Saturday, December 16, 2006


Poinsettias are a flash of red against green by the bridge, a nifty sunshine print.

The man in the next seat traversed continents to rest his father’s ashes; after forty years away this river, sky and land are still home. Just as the corner badam, mango by the wall and the jui creeper on the porch will witness mine someday.

From the plane, the window frames a perfect abstract at dawn, a red band dips past a peach background clean cut to the horizon.

12 comments:

Billy said...

Are you on a trip austere? Poinsettas are everywhere here as well.

Arunima said...

one question, not on poinsettas but how can someone maintain so many blogs?

austere said...

abbagirl- i was on a one day trip, zip in, zip out..

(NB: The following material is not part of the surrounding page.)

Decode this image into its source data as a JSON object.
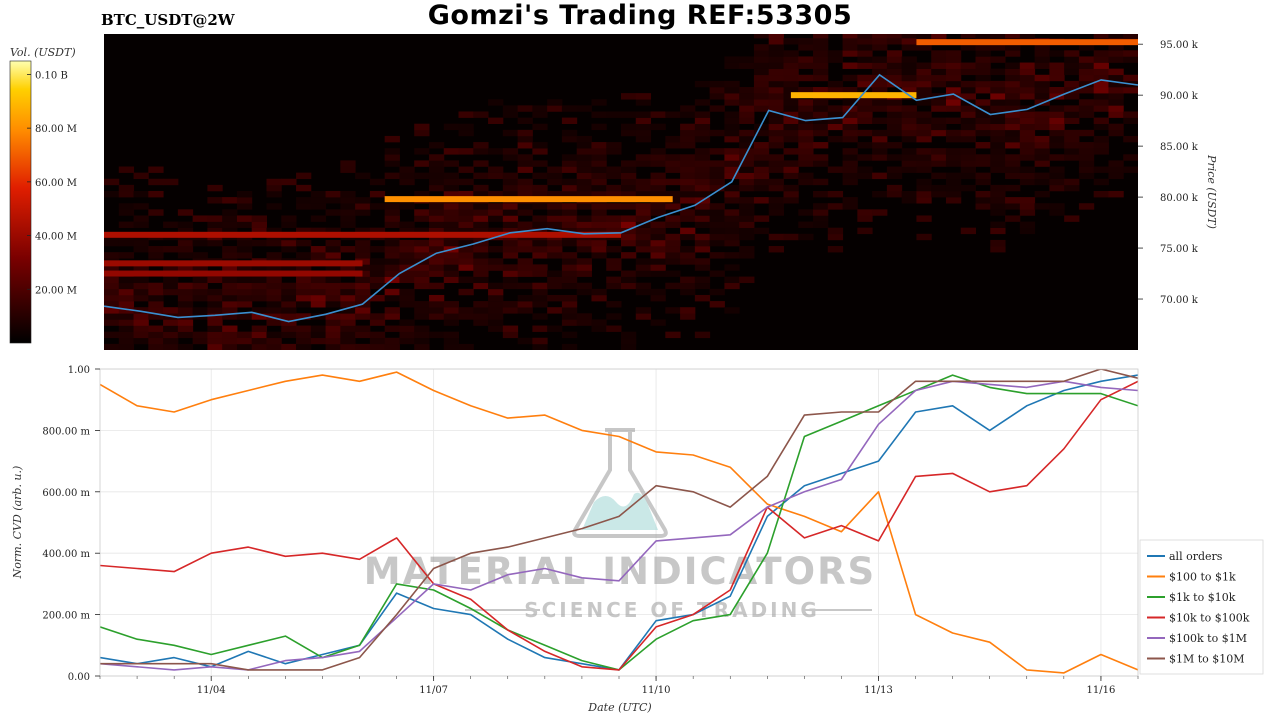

arunima-dunno. i just write here and do one off writing on roughpad.

reshma said...

over here, poinsettias glorifies commercial holidays:)

austere said...

cherie- glad to have you read again.


reshma- hey! is that the reshma i used to know? comemrcial perhaps but arent they pretty too?!

Anonymous said...

interesting u write this >> "after forty years ... " - some places/events/people are frozen in time ... forever! funny no Ben?

austere said...

crabbie- thoda touching tha. that old man had lived in africa and london all his life, still his ashes were brought home to rest.

manuscrypts said...

thou having bouts of wanderlust?

austere said...

tiny one day jhatkas of wanderlust, Manuji.

Anonymous said...

Hi Aust,

Long time :)
Am back...

Poinsettas = ?

And started on those new year resolutions?

austere said...

SATHYA!
at my age you make NO resolutions..ask me why?

austere said...

Proxima
Part of the Indian attitude to death is passivity, acceptance- your time runs out, you get a fate card, so you go. Part is the belief that this birth is one of many, so many done and many more to go. I think most westerners would find India scary. (Sometimes I find it scary too, but mostly reassuring). There are so many contradictions, the very rich- abysmally poor living next door. So many people- much too many, and increasing. I feel uncomfortable, strange when I see roads without people in other lands- too used to the hustle and bustle.
Caste, you said. In large cities it does not matter- maybe I like to think that, maybe this is a comfortable delusion. In most states it’s a major political weapon (just as religion is) and charlatans will use this to get their seats. The caste card is now favoring the downtrodden, with reservations in universities, govt jobs and possibly the private sector too, working to their benefit. Versus this freebie attitude, a trickle down of economic prosperity is heart warming. People in slums want to send their kids to private schools. Ensure that their kids take tuition. If incomes improve, caste will be less important. You don’t ask the person standing next to you in the rush hour- barely breathing space commute what caste he belongs to.I find this confidence, that everyone has a chance- just thrilling.

I hope to be able to read your paper someday; maybe you’ll publish. Or maybe UW will think differently.

I think what you said was allright .I’ve mentioned a few times during the last illness that life is a process. Sometimes I was not gentle/nice.